Machine Learning Backdoor
Current backdooring techniques rely on adding static triggers (with fixed patterns and locations) on ML model inputs which are prone to detection by the current backdoor detection mechanisms. In a research paper of Cornell University, Ahmed Salem, Rui Wen, Michael Backes, Shiqing Ma, and Yang Zhang propose the first class of dynamic backdooring techniques against deep neural networks (DNN), namely Random Backdoor, Backdoor Generating Network (BaN), and conditional Backdoor Generating Network (c-BaN). Triggers generated by their techniques can have random patterns and locations, which reduce the efficacy of the current backdoor detection mechanisms. In particular, BaN and c-BaN based on a novel generative network are the first two schemes that algorithmically generate triggers. Moreover, c-BaN is the first conditional backdooring technique that given a target label, can generate a target-specific trigger. Both BaN and c-BaN are essentially a general framework that renders the adversary, the flexibility for further customizing backdoor attacks.

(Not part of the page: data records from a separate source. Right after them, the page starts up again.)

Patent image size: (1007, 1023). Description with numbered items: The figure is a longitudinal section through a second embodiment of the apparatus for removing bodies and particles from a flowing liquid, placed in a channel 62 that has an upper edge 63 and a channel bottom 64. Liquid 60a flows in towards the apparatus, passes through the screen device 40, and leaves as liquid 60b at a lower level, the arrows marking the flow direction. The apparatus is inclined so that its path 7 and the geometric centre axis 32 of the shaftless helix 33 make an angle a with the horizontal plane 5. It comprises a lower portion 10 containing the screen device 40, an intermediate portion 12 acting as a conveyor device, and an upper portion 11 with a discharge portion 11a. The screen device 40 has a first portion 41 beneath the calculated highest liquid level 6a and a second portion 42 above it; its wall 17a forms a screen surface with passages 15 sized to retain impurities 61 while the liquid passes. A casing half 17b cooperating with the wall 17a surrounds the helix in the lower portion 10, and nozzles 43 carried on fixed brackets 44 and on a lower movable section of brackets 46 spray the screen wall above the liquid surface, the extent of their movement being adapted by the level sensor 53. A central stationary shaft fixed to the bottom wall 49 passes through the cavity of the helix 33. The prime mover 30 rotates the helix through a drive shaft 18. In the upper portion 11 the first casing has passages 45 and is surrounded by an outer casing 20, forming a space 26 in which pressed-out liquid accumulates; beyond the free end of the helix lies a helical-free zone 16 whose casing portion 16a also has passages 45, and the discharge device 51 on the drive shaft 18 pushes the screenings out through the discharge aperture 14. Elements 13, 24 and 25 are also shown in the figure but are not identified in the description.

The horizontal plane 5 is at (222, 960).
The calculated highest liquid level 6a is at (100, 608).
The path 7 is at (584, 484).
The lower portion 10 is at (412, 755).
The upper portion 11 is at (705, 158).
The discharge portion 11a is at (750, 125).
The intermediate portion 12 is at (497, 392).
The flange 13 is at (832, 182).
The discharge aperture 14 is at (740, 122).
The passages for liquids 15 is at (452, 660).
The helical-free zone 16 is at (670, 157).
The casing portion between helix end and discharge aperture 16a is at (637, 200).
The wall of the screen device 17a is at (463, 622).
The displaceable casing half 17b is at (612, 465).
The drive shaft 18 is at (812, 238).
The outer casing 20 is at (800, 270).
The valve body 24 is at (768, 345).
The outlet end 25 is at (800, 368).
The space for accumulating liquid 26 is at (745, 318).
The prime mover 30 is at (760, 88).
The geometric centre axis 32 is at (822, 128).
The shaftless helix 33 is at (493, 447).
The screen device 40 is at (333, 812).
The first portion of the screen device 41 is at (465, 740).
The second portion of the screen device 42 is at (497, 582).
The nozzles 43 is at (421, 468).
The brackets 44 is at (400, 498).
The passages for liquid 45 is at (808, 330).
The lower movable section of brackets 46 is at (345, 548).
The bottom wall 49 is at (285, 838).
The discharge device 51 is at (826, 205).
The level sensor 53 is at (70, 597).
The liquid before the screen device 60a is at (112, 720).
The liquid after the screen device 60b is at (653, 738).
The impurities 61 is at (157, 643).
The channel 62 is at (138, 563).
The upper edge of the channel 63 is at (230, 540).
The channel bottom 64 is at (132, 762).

The techniques are extensively evaluated by them on three benchmark datasets: MNIST, CelebA, and CIFAR-10. Their techniques achieve almost perfect attack performance on backdoored data with a negligible utility loss. They further show that their techniques can bypass current state-of-the-art defense mechanisms against backdoor attacks, including ABS, Februus, MNTD, Neural Cleanse, and STRIP.
Most ML backdooring techniques come with a performance tradeoff on the model’s main task. If the model’s performance on the main task degrades too much, the victim will either become suspicious or refrain from using it because it doesn’t meet the required performance.